Mr. and Mrs. Smythe have a good life.  They live in a large house and have a good income which was left by Mr. Smythe's grandfather, a landed gentleman, who died when Mr. Smythe was a young man.  So Mr. Smythe grew up rather spoiled and always got his way, no matter what.

He married well, finding a decent and intelligent wife in the church, but she had a habit of arguing with him on certain occasions.  This would always cause him to lose his temper, and even to resort to physical violence, slapping her in the face.  She was smarter than him and when he ran out of good reasons why he was right, he found that using force would end the argument.

One good day in 1692 he was visiting a wealthy neighbor in the next township and discovered that this person had just installed the latest fashion for keeping track of the time: a tall case marquetry clock.  When he inquired about its function, he was told it could keep time to within an hour a month, and that it was essential to know exactly what time it was at all hours of the day.

"Everybody should have one," his neighbor boasted.  "In a few years, if you do not know what time it is exactly, you will not be considered 'civilized'," he added, with a smug grin.

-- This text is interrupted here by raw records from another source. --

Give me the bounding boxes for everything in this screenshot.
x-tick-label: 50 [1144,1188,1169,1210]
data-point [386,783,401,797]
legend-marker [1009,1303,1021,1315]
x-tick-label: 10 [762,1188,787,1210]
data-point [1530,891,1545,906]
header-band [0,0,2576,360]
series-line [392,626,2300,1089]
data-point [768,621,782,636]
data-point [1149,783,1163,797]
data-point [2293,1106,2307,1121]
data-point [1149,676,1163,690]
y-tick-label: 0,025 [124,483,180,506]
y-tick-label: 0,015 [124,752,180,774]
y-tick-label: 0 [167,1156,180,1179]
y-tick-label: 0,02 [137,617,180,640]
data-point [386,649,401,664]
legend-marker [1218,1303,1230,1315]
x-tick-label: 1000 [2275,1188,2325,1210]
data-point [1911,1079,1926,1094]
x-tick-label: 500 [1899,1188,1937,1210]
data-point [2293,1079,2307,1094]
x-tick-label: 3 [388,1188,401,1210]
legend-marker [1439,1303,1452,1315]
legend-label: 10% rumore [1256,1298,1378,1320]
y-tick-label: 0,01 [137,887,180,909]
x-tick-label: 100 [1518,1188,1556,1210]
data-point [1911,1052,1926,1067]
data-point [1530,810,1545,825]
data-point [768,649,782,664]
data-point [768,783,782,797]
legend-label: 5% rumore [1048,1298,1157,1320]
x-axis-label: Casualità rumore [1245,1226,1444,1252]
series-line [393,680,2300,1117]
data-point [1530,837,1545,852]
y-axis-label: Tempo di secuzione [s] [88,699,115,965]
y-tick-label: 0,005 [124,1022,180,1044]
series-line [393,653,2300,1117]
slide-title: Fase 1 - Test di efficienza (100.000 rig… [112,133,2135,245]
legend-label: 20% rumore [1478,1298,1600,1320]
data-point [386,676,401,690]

Mr. Smythe immediately ran home to inform his wife that he had decided to get such an object, no matter what the cost.

"You will do no such thing," she admonished.  "You can tell the time by looking at the sun.  Why do you need to know exactly what the time is, anyway?"  When he hesitated to answer, she asked, "Exactly how much is this going to cost?"

"None of your business," he bellowed, "It's my money and I will do what I want with it!"  He raised his hand to make his point, but she quickly turned and left the room.

Mr. Smythe went to the local clock maker's home the next day.  His name was Lewis Holland and he lived and worked in London, where he established his reputation as a master clock maker the year before, making wonderful marquetry clocks with brass dials.

"Here are some of my designs," he said, as he opened a folio of drawings.  "I like birds, animals, arabesques and flowers.  They are very popular recently and I am very much in demand."

"I like them," Mr. Smythe replied, "But I have something personal in mind.  I would like you to add images of my good wife and myself, so it will reflect our marriage to all who enter the door."

Mr. Smythe then handed a small drawing to Mr. Holland, and presented him with a good deposit to begin the work.  With ready cash in hand, Mr. Holland was in no position to complain, and he went to work.

Sometime later that year the clock was delivered and placed in the entry hall.

There is no record of what Mrs. Smythe had to say about the purchase.

What Exactly Is Going On With These Two?

Looking at Mr. Smythe, it seems he is making a rude gesture and sticking out his thumb while he reaches out and slaps Mrs. Smythe in the face.

Not a Nice Man

Looking at Mrs. Smythe, it seems she is surprised to be slapped in the face.

Perhaps a Marriage Counselor Would Help?